How do I set up an email alert when a ssh login is successful?

Warning: As always when you change the login configuration, leave a backup ssh session open in the background and test the login from a new terminal.

Since the sshrc method doesn't work if the user has their own ~/.ssh/rc file, I'll explain how to do this with pam_exec as @adosaiguas suggested. The good thing is that this can also be easily adapted to login types other than ssh (such as local logins or even all logins) by hooking into a different file in /etc/pam.d/.

First you need to be able to send mail from the command line. There are other questions about this. On a mail server it's probably easiest to install mailx (which is probably already installed anyway).

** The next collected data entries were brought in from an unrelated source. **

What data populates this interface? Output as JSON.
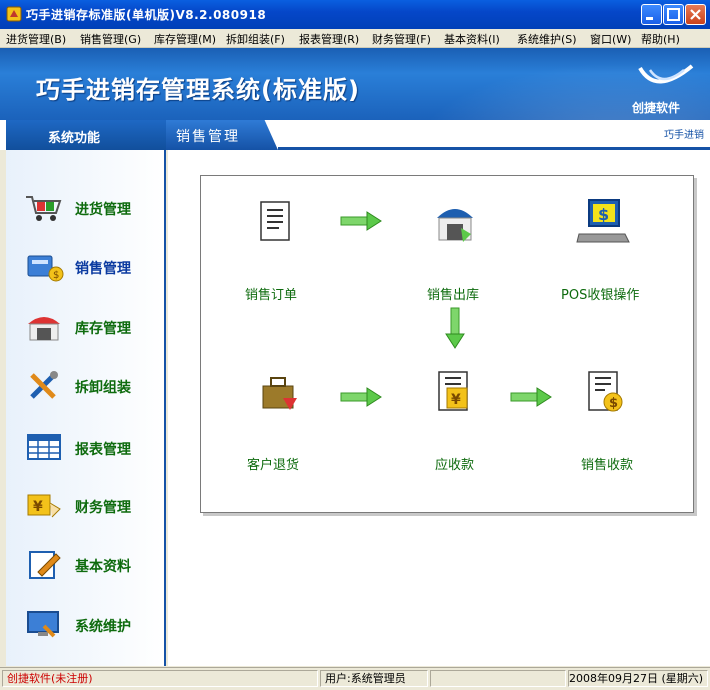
{
  "window": {
    "title": "巧手进销存标准版(单机版)V8.2.080918"
  },
  "menu": [
    {
      "label": "进货管理(B)"
    },
    {
      "label": "销售管理(G)"
    },
    {
      "label": "库存管理(M)"
    },
    {
      "label": "拆卸组装(F)"
    },
    {
      "label": "报表管理(R)"
    },
    {
      "label": "财务管理(F)"
    },
    {
      "label": "基本资料(I)"
    },
    {
      "label": "系统维护(S)"
    },
    {
      "label": "窗口(W)"
    },
    {
      "label": "帮助(H)"
    }
  ],
  "banner": {
    "title": "巧手进销存管理系统(标准版)",
    "logo_text": "创捷软件"
  },
  "header": {
    "left_title": "系统功能",
    "section_title": "销售管理",
    "marquee": "巧手进销"
  },
  "nav": [
    {
      "label": "进货管理",
      "icon": "cart-icon"
    },
    {
      "label": "销售管理",
      "icon": "sales-icon"
    },
    {
      "label": "库存管理",
      "icon": "warehouse-icon"
    },
    {
      "label": "拆卸组装",
      "icon": "tools-icon"
    },
    {
      "label": "报表管理",
      "icon": "table-icon"
    },
    {
      "label": "财务管理",
      "icon": "finance-icon"
    },
    {
      "label": "基本资料",
      "icon": "edit-icon"
    },
    {
      "label": "系统维护",
      "icon": "monitor-icon"
    }
  ],
  "flow": {
    "sales_order": "销售订单",
    "sales_outbound": "销售出库",
    "pos": "POS收银操作",
    "customer_return": "客户退货",
    "receivable": "应收款",
    "sales_collection": "销售收款"
  },
  "status": {
    "registration": "创捷软件(未注册)",
    "user": "用户:系统管理员",
    "date": "2008年09月27日 (星期六)"
  },
  "colors": {
    "title_blue": "#0547c9",
    "banner_blue": "#1a5fb4",
    "label_green": "#0e6b0e",
    "active_blue": "#0b3aa0",
    "status_red": "#cc0000"
  }
}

Then you need an executable script file login-notify.sh (I put it in /etc/ssh/ for example) with the following content. You can change the variables to change the subject and content of the e-mail notification. Don't forget to execute chmod +x login-notify.sh to make it executable.

#!/bin/sh

# Change these two lines:
sender="[email protected]"
recepient="[email protected]"

if [ "$PAM_TYPE" != "close_session" ]; then
    host="`hostname`"
    subject="SSH Login: $PAM_USER from $PAM_RHOST on $host"
    # Message to send, e.g. the current environment variables.
    message="`env`"
    echo "$message" | mailx -r "$sender" -s "$subject" "$recepient"
fi

Once you have that, you can add the following line to /etc/pam.d/sshd:

session optional pam_exec.so seteuid /path/to/login-notify.sh

For testing purposes, the module is included as optional, so that you can still log in if the execution fails. After you made sure that it works, you can change optional to required. Then login won't be possible unless the execution of your hook script is successful (if that is what you want).

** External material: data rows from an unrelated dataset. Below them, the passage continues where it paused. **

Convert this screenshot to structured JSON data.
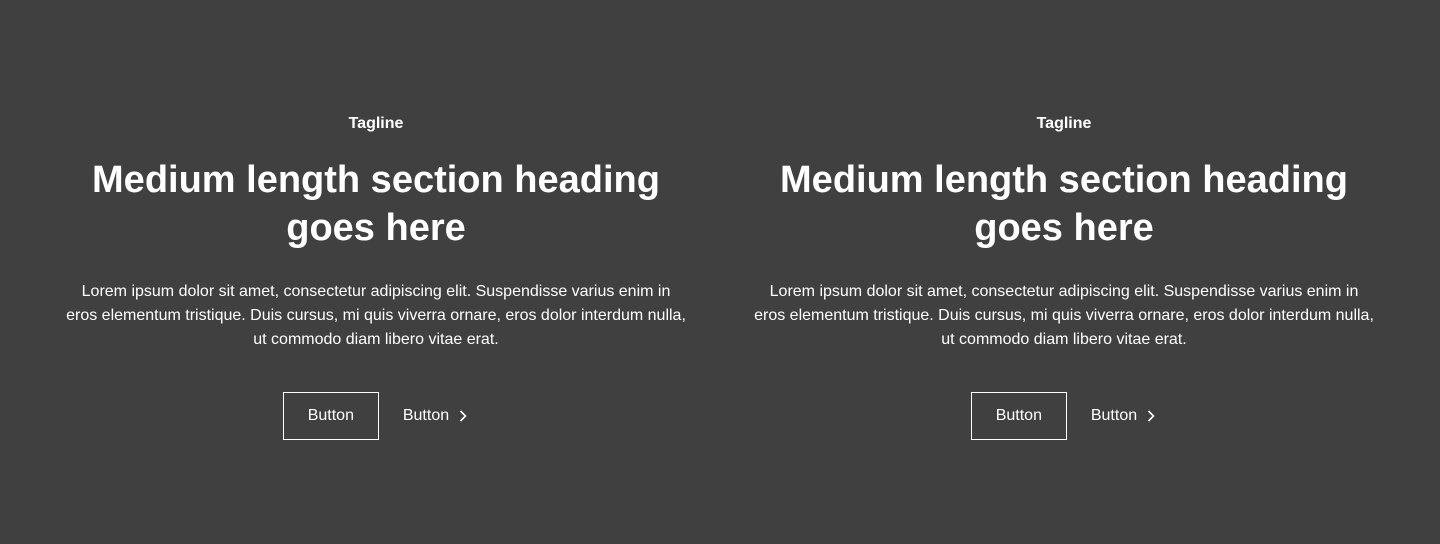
{
  "colors": {
    "background": "#404040",
    "text": "#ffffff"
  },
  "sections": [
    {
      "tagline": "Tagline",
      "heading": "Medium length section heading goes here",
      "body": "Lorem ipsum dolor sit amet, consectetur adipiscing elit. Suspendisse varius enim in eros elementum tristique. Duis cursus, mi quis viverra ornare, eros dolor interdum nulla, ut commodo diam libero vitae erat.",
      "primary_button": "Button",
      "secondary_button": "Button",
      "secondary_icon": "chevron-right-icon"
    },
    {
      "tagline": "Tagline",
      "heading": "Medium length section heading goes here",
      "body": "Lorem ipsum dolor sit amet, consectetur adipiscing elit. Suspendisse varius enim in eros elementum tristique. Duis cursus, mi quis viverra ornare, eros dolor interdum nulla, ut commodo diam libero vitae erat.",
      "primary_button": "Button",
      "secondary_button": "Button",
      "secondary_icon": "chevron-right-icon"
    }
  ]
}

For those of you in need of an explanation of what PAM is and how it works, here is a very good one.


Warning: according to the comments, this does not work if the user creates a file called ~/.ssh/rc.*

Modify or create /etc/ssh/sshrc with the following contents:

ip=`echo $SSH_CONNECTION | cut -d " " -f 1`

logger -t ssh-wrapper $USER login from $ip
echo "User $USER just logged in from $ip" | sendemail -q -u "SSH Login" -f "Originator <[email protected]>" -t "Your Name <[email protected]>" -s smtp.server.com &

This will effectively notify you by email anytime someone logs in through SSH, and the login will be logged in the syslog.

Note: You'll need the sendemailpackage (sudo apt-get install sendemail) for the email notification to work.

Note: works with port forwarding, but with -N option not.


Put the following in /etc/profile:

if [ -n "$SSH_CLIENT" ]; then 
    TEXT="$(date): ssh login to ${USER}@$(hostname -f)" 
    TEXT="$TEXT from $(echo $SSH_CLIENT|awk '{print $1}')" 
    echo $TEXT|mail -s "ssh login" [email protected] 
fi

How the script works

/etc/profile is executed at every login (for bash shell users). The if statement will only return true if the user has logged in via ssh, which in turn will cause the indented code block to be run.

Next, we then build the text of the message:

  • $(date) will be replaced by the output of the date command
  • ${USER} will be replaced by the user’s login name
  • $(hostname -f) will be replaced by the full hostname of the system being logged into

The second TEXT line adds to the first, giving the IP address of the system this user is logging in from. Finally, the generated text is sent in an email to your address.

Summary Linux will, by default, record every system login, whether by ssh or not, in the system log files, but sometimes – particularly for a system that is seldom accessed via ssh – a quick and dirty notification can be useful.